Je voudrais vous redonner, en cette paroisse virtuelle, les extraits
particulièrement denses que j'ai cités de sainte hérèse.
Certainement parmi les plus belles pages de nos auteurs spirituels.
Tirez-en profit à votre tour.
Et d'abord ce magnifique texte appelé : "
Dans le cur de l'Eglise, je serai l'amour ".
" Ah ! pardonne-moi Jésus, si je déraisonne
en voulant te dire mes désirs, mes espérances qui touchent
à l'infini, pardonne-moi et guéris mon âme en lui
donnant ce qu'elle espère !... Etre ton épouse, ô
Jésus, être carmélite, être par mon union
avec toi la mère des âmes, cela devrait me suffire... il
n'en est pas ainsi... Sans doute, ces trois privilèges sont bien
ma vocation, Carmélite, Epouse et Mère, cependant je sens
en moi d'autres vocations, je me sens la vocation de GUERRIER, de PRETRE,
d'APOTRE, de DOCTEUR, de MARTYR ; enfin, je sens le besoin, le désir
d'accomplir pour toi Jésus toutes les oeuvres les plus héroïques...

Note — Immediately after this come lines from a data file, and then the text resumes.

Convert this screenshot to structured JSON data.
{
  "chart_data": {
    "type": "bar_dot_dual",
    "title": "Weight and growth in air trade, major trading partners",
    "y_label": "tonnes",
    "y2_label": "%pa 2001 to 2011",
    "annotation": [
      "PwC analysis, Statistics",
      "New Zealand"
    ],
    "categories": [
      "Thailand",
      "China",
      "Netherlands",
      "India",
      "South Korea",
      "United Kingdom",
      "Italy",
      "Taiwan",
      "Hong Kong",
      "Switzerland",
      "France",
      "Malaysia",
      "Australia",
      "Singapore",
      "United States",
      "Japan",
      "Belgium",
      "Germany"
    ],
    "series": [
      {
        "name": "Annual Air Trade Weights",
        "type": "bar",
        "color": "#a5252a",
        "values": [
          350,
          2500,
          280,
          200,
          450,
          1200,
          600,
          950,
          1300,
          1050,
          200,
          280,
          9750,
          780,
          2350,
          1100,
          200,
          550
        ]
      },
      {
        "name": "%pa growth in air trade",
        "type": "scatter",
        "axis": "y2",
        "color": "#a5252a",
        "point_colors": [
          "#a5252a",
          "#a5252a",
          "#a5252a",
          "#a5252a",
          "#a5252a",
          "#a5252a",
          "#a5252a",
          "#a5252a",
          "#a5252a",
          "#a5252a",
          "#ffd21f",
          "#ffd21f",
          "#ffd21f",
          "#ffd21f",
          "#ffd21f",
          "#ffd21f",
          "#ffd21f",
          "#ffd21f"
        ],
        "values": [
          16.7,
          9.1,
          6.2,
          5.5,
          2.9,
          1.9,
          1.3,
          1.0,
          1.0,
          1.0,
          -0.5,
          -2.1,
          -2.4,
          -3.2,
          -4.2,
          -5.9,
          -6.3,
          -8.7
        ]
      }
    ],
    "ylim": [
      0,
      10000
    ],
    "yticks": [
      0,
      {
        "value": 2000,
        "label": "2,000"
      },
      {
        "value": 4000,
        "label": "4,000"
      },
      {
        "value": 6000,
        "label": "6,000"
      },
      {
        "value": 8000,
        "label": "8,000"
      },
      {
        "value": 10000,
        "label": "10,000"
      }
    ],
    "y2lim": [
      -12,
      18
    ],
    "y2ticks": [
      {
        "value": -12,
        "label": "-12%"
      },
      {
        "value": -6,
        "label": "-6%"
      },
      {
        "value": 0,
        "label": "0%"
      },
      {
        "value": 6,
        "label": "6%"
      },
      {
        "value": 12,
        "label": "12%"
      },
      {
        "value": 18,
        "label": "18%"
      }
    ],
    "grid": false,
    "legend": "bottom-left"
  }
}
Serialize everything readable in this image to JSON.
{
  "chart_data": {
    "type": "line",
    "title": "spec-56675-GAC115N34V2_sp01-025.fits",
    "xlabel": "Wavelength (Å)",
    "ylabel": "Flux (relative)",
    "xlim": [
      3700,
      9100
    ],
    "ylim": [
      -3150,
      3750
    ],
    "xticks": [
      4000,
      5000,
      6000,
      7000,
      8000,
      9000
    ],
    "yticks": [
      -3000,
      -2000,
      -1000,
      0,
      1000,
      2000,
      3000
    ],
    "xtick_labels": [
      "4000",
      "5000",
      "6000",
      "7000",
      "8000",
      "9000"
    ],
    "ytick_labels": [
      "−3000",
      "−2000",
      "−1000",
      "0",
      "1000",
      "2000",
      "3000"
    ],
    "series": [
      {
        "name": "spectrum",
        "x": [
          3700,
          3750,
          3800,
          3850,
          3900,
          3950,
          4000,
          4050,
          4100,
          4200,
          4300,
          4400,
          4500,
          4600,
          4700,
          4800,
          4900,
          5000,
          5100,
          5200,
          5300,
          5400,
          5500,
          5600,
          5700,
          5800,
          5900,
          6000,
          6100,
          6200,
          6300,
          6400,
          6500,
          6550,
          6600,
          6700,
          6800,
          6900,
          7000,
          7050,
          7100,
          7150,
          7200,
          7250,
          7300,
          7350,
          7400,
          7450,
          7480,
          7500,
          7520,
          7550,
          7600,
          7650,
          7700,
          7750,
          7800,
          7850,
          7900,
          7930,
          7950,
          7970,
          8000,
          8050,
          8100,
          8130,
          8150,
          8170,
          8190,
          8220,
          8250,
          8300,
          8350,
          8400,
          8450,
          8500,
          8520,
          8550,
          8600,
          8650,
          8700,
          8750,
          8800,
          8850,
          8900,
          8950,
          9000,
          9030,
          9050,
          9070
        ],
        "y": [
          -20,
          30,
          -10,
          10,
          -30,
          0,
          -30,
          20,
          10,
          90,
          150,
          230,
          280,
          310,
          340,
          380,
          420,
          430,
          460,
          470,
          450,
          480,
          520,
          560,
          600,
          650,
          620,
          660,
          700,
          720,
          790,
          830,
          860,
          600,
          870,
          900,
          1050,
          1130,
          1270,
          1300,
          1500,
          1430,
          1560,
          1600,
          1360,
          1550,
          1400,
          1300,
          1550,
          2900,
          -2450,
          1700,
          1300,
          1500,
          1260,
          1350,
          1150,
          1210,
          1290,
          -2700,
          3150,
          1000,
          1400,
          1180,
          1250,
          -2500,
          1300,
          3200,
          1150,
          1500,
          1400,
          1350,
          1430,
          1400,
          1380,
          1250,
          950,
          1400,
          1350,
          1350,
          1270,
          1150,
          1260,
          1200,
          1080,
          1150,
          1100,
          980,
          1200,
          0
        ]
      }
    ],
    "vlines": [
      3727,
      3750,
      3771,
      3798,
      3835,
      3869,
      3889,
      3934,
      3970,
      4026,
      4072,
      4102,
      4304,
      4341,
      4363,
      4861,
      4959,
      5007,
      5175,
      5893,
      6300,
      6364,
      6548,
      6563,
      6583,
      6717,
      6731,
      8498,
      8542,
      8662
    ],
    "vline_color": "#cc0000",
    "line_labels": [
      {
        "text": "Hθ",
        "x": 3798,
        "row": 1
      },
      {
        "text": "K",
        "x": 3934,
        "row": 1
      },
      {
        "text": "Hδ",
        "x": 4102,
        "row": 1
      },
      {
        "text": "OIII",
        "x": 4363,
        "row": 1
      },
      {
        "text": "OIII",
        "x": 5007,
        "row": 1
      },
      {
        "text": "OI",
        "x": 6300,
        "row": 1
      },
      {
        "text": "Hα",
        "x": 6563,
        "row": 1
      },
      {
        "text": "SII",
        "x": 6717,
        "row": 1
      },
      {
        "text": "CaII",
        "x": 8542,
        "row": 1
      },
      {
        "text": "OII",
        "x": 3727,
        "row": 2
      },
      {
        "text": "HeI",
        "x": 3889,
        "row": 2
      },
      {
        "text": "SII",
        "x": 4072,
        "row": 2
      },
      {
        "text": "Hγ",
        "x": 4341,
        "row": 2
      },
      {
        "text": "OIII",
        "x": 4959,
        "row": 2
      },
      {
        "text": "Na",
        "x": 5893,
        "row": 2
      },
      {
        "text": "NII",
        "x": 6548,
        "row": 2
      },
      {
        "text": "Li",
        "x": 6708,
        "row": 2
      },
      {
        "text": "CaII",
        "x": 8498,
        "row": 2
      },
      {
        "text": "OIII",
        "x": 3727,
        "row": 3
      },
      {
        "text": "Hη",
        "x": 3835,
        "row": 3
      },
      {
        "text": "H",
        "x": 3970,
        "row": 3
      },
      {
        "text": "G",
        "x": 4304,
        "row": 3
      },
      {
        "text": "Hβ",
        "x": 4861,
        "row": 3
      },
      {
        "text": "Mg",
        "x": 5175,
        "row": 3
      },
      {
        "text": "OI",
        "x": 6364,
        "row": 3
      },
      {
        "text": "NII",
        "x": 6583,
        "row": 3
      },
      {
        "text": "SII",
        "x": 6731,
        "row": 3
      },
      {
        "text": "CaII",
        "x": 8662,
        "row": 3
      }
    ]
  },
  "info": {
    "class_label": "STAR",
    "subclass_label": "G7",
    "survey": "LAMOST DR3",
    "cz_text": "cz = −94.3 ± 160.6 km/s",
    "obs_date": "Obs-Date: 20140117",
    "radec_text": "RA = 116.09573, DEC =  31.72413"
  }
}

Je sens en mon âme le courage d'un Croisé, d'un Zouave
Pontifical, je voudrais mourir sur un champ de bataille pour la défense
de l'Eglise... Je sens en moi la vocation de PRETRE ; avec quel amour,
ô Jésus, je te porterais dans mes mains lorsque, à
ma voix, tu descendrais du Ciel... Avec quel amour je te donnerais aux
âmes !... Mais hélas ! tout en désirant d'être
Prêtre, j'admire et j'envie l'humilité de Saint François
d'Assise et je me sens la vocation de l'imiter en refusant la sublime
dignité du Sacerdoce. O Jésus ! mon amour, ma vie... comment
allier ces contrastes ? Comment réaliser les désirs de
ma pauvre petite âme ?... Ah ! malgré ma petitesse, je
voudrais éclairer les âmes comme les Prophètes,
les Docteurs, j'ai la vocation d'être Apôtre... je voudrais
parcourir la terre, prêcher ton nom et planter sur le sol infidèle
ta Croix glorieuse, mais, ô mon Bien-Aimé, une seule mission
ne me suffirait pas, je voudrais en même temps annoncer l'Evangile
dans les cinq parties du monde et jusque dans les îles les plus
reculées... (Is 66,19) Je voudrais être missionnaire non
seulement pendant quelques années, mais je voudrais l'avoir été
depuis la création du monde et l'être jusqu'à la
consommation des siècles... Mais je voudrais par-dessus tout,
ô mon Bien-Aimé Sauveur, je voudrais verser mon sang pour
toi jusqu'à la dernière goutte... Le Martyre, voilà
le rêve de ma jeunesse, ce rêve il a grandi avec moi sous
les cloîtres du Carmel... Mais là encore, je sens que mon
rêve est une folie, car je ne saurais me borner à désirer
un genre de martyre... Pour me satisfaire, il me les faudrait tous...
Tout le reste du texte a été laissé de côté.